人が住まずに放置されている「空き家」問題が取り沙汰されてからずいぶん経ちました。

戸建て住宅であれば、庭には雑草が生い茂り、家屋にも出入り自由の無法地帯になりかねません。また近隣に住んでいる人には、防火・防犯面で不安を煽り、時には野良ネコの住処になり衛生の面でも迷惑をかけかねません。

しかし、住む人がいなくなった「空き家」でも、持ち主はいます。

そこで、今回は「空き家」の持ち主になりそうになったら、近所の人に迷惑をかけないために、どのように準備して対応すればいいのかについて考えてみます。

「負の遺産」を相続してしまうケースも

「空き家」が生まれる原因のひとつに、親からの遺産分割で、実家を相続したケースがあります。

実家を相続した子どもが、すでにほかのところに持ち家があり、しかも、その住んでいるところが実家から離れた場所なら、頻繁に実家に来ることもできなくなり、管理が手薄になりかねません。

このケースは、子どもがひとりという状況だけに限りません。複数の子どもがいても、子どもたちにはそれぞれの家庭があり、おいそれと実家を相続できません。それにもかかわらず相続した、という事情も考えられます。

実家は、相続する子どもたちの親が、数十年間は生活をしていたところです。実家が「空き家」に急に生まれ変わるとは、なかなか考えづらいものがあります。

Next: 「空き家」を持っていると「お金」の負担はどれくらい?



空き家にかかるお金

「空き家」にもお金はかかります。

この費用は両親が亡くなった後の実家の場合、「空き家」を相続した人が支払う必要があります。また、相続する人が決まるまでは、共同の所有者として、その子ども全員が分割して支払うことになります。

具体的に空き家にかかるお金としては、まず、「固定資産税」や「都市計画税」があります。納税先の市町村・東京23区から、その子どもの代表者に納税通知が送付されるます。

また、実家が子どもの住んでいるところから、遠方であれば、「空き家」の実家を管理してもらう業者を雇う費用もかかります。

雑草や庭木の剪定(せんてい)のための費用も、別に必要になるでしょう。この費用は、防犯防火、公衆衛生の面でも、必要な費用です。

今後、その空き家に住む予定があれば、建物内の水道の配管が老化しないために、水道の契約を継続しておいたほうがよく、そのお金もかかるでしょう。

空き家になった実家の活用法

では、「空き家」になった実家をどのように活用すればいいのでしょう。

その活用法として、以下などが考えられます。

(1)親族が住む
(2)賃貸で貸す
(3)売却
(4)事業経営

順番に見ていきましょう。

<(1)親族が住む>

現在、子ども家族が住んでいるところを売却するか、賃貸住宅として貸すかして、実家に引っ越してきて住む場合です。

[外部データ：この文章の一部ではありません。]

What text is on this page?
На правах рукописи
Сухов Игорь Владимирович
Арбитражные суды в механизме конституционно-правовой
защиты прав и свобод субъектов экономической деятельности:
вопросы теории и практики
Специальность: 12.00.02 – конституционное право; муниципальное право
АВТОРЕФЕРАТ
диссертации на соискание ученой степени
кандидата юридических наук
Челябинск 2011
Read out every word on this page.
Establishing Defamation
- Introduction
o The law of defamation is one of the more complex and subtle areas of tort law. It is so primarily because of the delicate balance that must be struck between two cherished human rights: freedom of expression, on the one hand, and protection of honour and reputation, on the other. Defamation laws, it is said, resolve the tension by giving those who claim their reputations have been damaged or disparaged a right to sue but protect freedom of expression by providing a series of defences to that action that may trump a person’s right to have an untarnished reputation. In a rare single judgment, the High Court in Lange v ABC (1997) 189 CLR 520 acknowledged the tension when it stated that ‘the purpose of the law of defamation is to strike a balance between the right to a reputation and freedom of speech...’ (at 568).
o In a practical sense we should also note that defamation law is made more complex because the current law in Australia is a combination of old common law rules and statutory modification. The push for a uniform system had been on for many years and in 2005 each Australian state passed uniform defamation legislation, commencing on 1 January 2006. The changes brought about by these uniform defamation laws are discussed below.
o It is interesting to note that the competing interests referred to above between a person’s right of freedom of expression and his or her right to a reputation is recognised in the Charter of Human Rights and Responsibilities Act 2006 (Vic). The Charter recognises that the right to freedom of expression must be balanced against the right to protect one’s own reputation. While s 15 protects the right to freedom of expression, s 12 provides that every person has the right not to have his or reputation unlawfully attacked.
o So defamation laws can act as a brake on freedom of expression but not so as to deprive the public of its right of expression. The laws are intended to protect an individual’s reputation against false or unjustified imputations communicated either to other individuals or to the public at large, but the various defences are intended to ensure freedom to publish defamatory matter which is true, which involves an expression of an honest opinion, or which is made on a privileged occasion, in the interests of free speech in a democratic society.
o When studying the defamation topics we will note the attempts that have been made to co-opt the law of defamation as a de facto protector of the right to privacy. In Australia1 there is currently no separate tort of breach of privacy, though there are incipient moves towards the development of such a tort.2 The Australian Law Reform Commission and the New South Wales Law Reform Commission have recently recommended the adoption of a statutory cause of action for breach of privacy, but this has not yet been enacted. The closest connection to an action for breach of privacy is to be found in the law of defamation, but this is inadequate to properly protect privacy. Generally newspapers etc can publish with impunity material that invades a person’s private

子ども家族ではなく、子どもの子ども、両親からしてみれば、孫や孫の家族が住むことも考えてもいいでしょう。

この場合は、実家が築古の住宅の場合は、リフォーム費用が必要になります。また、引っ越しの費用もいるでしょう。

しかし、引っ越して来る子ども家族が住んでいた家が、現在、住宅ローンの返済中であれば、通常その物件は賃貸には出せません。

まずは、その問題を解決することも必要です。住宅ローンを返済している金融機関などに事前に相談してみることが賢明です。

また、この子どもに兄弟姉妹がいた場合、相続の問題が発生しないように、事前に遺産分割の協議をして、兄弟姉妹のあいだで、両親からの相続の内容を、決めておくことも必要です。

この両親からの相続に関しては、次頁で解説する(2)から(4)の案でも大切なことです。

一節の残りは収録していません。